Quasi double hinge gate mechanism

【Technical field】

The invention relates to a quasi-double-hinge gate mechanism, which belongs to the field of gate mechanisms for large and medium-sized horizontal containers.

【Background technique】

The hinged gate mechanism is a common form of large and medium-sized horizontal container gate mechanisms with a diameter greater than Ф4m. According to the number of hinge axes, it can be divided into single hinge type and multi hinge type. The single-hinge structure is simple, but due to processing and assembly errors in the production and assembly process of the single-hinge type, the door is usually "closed" (the end face of the door flange does not fit the flange end face of the cabin, and the end faces of the two flanges do not fit together). misalignment) problem. During long-term operation, the deformation of the hinge structure due to the self-weight of the door will aggravate the degree of "lax closing". When the door is forcibly closed, the door flange will generate oblique shear force on the sealing ring. Cut off quickly or seriously reduce the performance of the sealing ring. The multi-hinge gate mechanism can well solve the problem of “not closing tightly” the gate, but each additional hinge axis increases the degree of freedom of the gate mechanism operation, which makes the operation control of the gate mechanism more difficult and requires additional control guide rails, etc. Attachments. In addition, the structural strength of the multi-hinge gate mechanism is worse than that of the single-hinge structure. How to strengthen the strength of the hinge structure is also an important factor to be considered in the hinged gate structure.

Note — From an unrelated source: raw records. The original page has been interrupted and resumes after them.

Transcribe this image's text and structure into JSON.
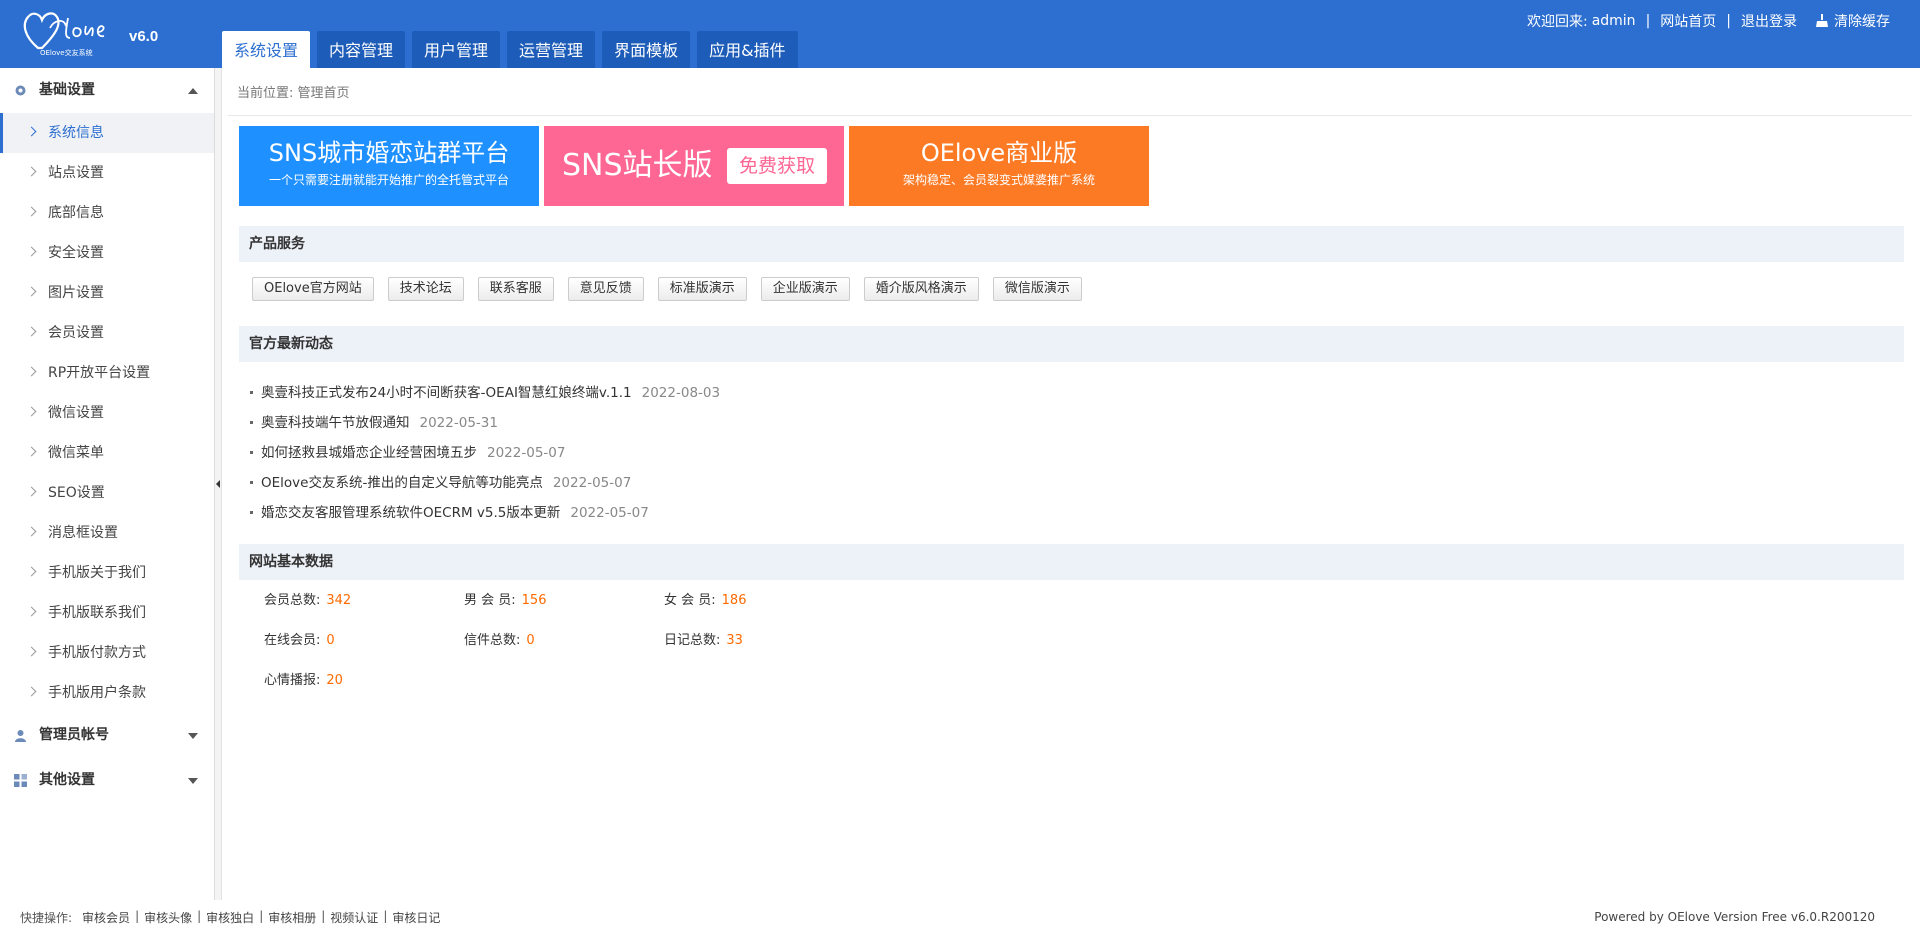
{
  "header": {
    "version": "v6.0",
    "welcome": "欢迎回来:",
    "username": "admin",
    "links": [
      "网站首页",
      "退出登录"
    ],
    "clear_cache": "清除缓存",
    "brand_color": "#2c6fd1",
    "logo_text": "OElove交友系统"
  },
  "tabs": [
    "系统设置",
    "内容管理",
    "用户管理",
    "运营管理",
    "界面模板",
    "应用&插件"
  ],
  "sidebar": {
    "groups": [
      {
        "label": "基础设置",
        "icon": "gear-icon",
        "expanded": true
      },
      {
        "label": "管理员帐号",
        "icon": "user-icon",
        "expanded": false
      },
      {
        "label": "其他设置",
        "icon": "grid-icon",
        "expanded": false
      }
    ],
    "items": [
      "系统信息",
      "站点设置",
      "底部信息",
      "安全设置",
      "图片设置",
      "会员设置",
      "RP开放平台设置",
      "微信设置",
      "微信菜单",
      "SEO设置",
      "消息框设置",
      "手机版关于我们",
      "手机版联系我们",
      "手机版付款方式",
      "手机版用户条款"
    ],
    "active_index": 0
  },
  "breadcrumb": "当前位置:  管理首页",
  "banners": [
    {
      "title": "SNS城市婚恋站群平台",
      "subtitle": "一个只需要注册就能开始推广的全托管式平台",
      "color": "#1e90ff"
    },
    {
      "title": "SNS站长版",
      "button": "免费获取",
      "color": "#fe6694"
    },
    {
      "title": "OElove商业版",
      "subtitle": "架构稳定、会员裂变式媒婆推广系统",
      "color": "#fd7a25"
    }
  ],
  "sections": {
    "products": "产品服务",
    "news": "官方最新动态",
    "stats": "网站基本数据"
  },
  "product_buttons": [
    "OElove官方网站",
    "技术论坛",
    "联系客服",
    "意见反馈",
    "标准版演示",
    "企业版演示",
    "婚介版风格演示",
    "微信版演示"
  ],
  "news": [
    {
      "title": "奥壹科技正式发布24小时不间断获客-OEAI智慧红娘终端v.1.1",
      "date": "2022-08-03"
    },
    {
      "title": "奥壹科技端午节放假通知",
      "date": "2022-05-31"
    },
    {
      "title": "如何拯救县城婚恋企业经营困境五步",
      "date": "2022-05-07"
    },
    {
      "title": "OElove交友系统-推出的自定义导航等功能亮点",
      "date": "2022-05-07"
    },
    {
      "title": "婚恋交友客服管理系统软件OECRM v5.5版本更新",
      "date": "2022-05-07"
    }
  ],
  "stats": [
    {
      "label": "会员总数:",
      "value": "342"
    },
    {
      "label": "男 会 员:",
      "value": "156"
    },
    {
      "label": "女 会 员:",
      "value": "186"
    },
    {
      "label": "在线会员:",
      "value": "0"
    },
    {
      "label": "信件总数:",
      "value": "0"
    },
    {
      "label": "日记总数:",
      "value": "33"
    },
    {
      "label": "心情播报:",
      "value": "20"
    }
  ],
  "footer": {
    "quick_label": "快捷操作:",
    "quick_links": [
      "审核会员",
      "审核头像",
      "审核独白",
      "审核相册",
      "视频认证",
      "审核日记"
    ],
    "powered": "Powered by OElove Version Free v6.0.R200120"
  }
}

Generally speaking, the following factors should be considered in the design of the hinged gate mechanism of large and medium-sized horizontal containers or cabins: (1) the effective bearing of the gate's own weight; (2) overcoming the structural deformation caused by the gate's own weight; (3) the gate structure After deformation, it is a compensation mechanism that ensures the fitting of the flange end face of the cabin body and the flange end face of the door.

【Content of invention】

The invention discloses a quasi-double-hinge gate mechanism. The quasi-double-hinge gate mechanism means that the opening and closing of the gate is realized by a double-hinge mechanism. The opening and closing of the other axis is limited, which compensates for the problem that the end faces of the two flanges do not fit when the gate is closed.

The quasi-double hinge gate mechanism comprises hinge front covers (7,13), hinge connecting rods (9,14), hinge rear covers (11,15), hinge shafts (8,10) and bearings (12,16) and the like. The hinge front cover (7, 13) is connected with the door (4) and the door flange (3) with a steel frame (5), and the hinge back cover (11, 15) is connected with the cabin body (1) and the cabin body flange (2) Connect with a steel frame (6) to ensure that the entire hinge mechanism can effectively bear the force and moment generated by the self-weight of the gate on the hinge mechanism.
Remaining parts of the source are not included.